We decided to fact check to figure out what “4 words” really counts towards:
Longer keywords drive more conversions
In this blog post, Neil Patel shows a bar graph giving us the same takeaway as SEO PowerSuite’s:
He says lengthy long-tail keywords have less search volume than generic ones (i.e., one with irrelevant or unspecific words in them) and short-tail keywords, but adds that the longer keywords have a higher probability of conversion.
Longer keywords are often transactional because they signal an interested buyer looking for exactly what they want.
The highest transactional searches are hyper-specific long-tail keywords
Search “buy television." A million technology retailers flood your results with paid ads, and they don’t care what company gets your business.
Now search "Sharp HD Series LC 50LB370U - 50 LED TV." It’s more than 4 words, and parts aren’t even English, but this hyper-specific search says they want to buy this TV, not learn the specifics of the model, or even price gauge.
The search results will lead them to vendor’s sites where they can enter their credit card info and click “Complete Transaction”.

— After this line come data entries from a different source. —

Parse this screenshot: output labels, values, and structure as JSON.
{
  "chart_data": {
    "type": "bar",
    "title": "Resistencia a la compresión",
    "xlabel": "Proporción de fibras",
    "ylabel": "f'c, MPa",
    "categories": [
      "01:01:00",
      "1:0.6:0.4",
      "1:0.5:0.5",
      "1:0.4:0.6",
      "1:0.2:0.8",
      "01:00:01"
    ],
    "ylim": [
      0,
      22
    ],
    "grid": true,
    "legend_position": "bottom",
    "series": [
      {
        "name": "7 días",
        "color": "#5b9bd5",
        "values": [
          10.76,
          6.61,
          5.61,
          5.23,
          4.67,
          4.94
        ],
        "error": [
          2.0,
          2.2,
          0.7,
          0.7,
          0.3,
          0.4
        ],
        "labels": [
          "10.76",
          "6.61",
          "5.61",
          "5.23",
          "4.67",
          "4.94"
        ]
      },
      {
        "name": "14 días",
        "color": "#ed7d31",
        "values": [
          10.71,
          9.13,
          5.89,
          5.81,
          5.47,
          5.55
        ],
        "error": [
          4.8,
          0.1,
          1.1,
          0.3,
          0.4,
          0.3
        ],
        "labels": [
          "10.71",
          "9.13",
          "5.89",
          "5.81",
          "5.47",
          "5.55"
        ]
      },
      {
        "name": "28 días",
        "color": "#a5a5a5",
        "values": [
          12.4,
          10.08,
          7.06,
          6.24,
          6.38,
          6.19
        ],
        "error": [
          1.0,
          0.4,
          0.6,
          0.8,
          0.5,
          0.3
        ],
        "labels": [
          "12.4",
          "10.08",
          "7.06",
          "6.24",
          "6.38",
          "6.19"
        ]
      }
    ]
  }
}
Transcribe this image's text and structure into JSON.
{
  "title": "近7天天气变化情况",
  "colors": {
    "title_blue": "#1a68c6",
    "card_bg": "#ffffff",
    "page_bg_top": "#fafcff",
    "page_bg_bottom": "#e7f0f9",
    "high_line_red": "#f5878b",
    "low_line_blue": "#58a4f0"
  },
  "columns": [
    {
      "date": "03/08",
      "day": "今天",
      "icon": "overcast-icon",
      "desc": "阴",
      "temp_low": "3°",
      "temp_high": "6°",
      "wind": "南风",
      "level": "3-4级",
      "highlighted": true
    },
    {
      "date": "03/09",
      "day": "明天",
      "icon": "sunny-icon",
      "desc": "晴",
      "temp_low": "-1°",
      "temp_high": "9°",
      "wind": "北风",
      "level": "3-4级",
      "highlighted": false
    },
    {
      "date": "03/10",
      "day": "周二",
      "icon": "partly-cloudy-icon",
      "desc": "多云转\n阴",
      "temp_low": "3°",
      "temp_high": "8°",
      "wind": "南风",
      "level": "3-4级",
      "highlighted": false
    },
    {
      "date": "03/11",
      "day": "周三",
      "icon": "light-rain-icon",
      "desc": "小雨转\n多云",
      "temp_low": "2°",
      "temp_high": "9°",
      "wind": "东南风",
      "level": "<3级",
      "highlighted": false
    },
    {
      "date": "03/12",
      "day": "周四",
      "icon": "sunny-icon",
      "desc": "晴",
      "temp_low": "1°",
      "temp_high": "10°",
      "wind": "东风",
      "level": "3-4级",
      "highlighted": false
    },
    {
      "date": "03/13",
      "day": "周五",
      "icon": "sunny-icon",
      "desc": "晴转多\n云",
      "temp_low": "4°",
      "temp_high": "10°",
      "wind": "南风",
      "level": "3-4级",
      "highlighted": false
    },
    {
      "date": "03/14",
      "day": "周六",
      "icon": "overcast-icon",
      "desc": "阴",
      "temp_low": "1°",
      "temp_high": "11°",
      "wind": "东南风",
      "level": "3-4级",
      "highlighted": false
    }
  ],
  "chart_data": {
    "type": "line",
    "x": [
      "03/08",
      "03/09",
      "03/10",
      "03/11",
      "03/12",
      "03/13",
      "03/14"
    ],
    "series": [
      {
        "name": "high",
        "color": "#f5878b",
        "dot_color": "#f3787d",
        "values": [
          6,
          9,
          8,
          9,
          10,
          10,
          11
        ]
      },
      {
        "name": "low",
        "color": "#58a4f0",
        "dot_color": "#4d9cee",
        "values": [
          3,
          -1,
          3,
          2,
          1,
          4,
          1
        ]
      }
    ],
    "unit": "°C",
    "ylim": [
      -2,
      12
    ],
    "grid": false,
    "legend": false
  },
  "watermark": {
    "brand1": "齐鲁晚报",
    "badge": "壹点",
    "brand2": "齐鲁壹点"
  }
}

Target specific long-tail keywords so prospects find your B2B service
Let's say you're a B2B company selling SaaS. Your product handles all human resources needs for small accounting firms. Unless your prospects have heard of your company, they won't search brand related terms.
They will most likely use highly competitive keywords related to your industry. To ensure your ideal buyer finds your services page, target specific long-tail keywords in your content, such as "outsourced human resources accounting firm."
Keep the keyword relevant to their intent so you don’t only have a high chance of landing in their pool of search results, but also a high chance of beating your competitors for click-throughs. Why care if the keyword is 7 words long if you convert a prospect or, even better, you gain a new customer?
You can’t target every variation of long-tail keywords
In Google’s dinosaur era, webmasters drove traffic to their sites with single pages optimized for one long-tail keyword variation.These short pages didn’t add value to searches and just repeated the targeted phrase a lot. Yet search engines rewarded the sites with more traffic.
Google is smarter now, and variations are treated as one and the same:
- Human resources software equals software resources human (word sequences)
- Software as a Service or SaaS equals software (abbreviated words)
- HR department equals human resources (synonymous words)
Vary keywords in your content to avoid repetition and don’t create gateway pages to target each variation. Google weeds out and buries gateway pages and all pages of low-value content, especially with overly repetitive keywords.
Keyword relevance trumps length, but length still helps rankings
A long-tail keyword is too long when you don’t understand your prospect or customer’s intent and weaken the keyword with irrelevant words. A long-tail keyword should be a search phrase that might roll out of the prospect or customer's mouth when they brainstorm what they’re searching for. No one will find your content if it targets an intent it doesn’t aim to satisfy.
But don’t confuse relevance and specific for short. Don’t stray from targeting longer, specific keywords. Find the right balance between relevance and specificity and you’ll not only rank highest compared to competitors but also have the most traffic clicking through to your content.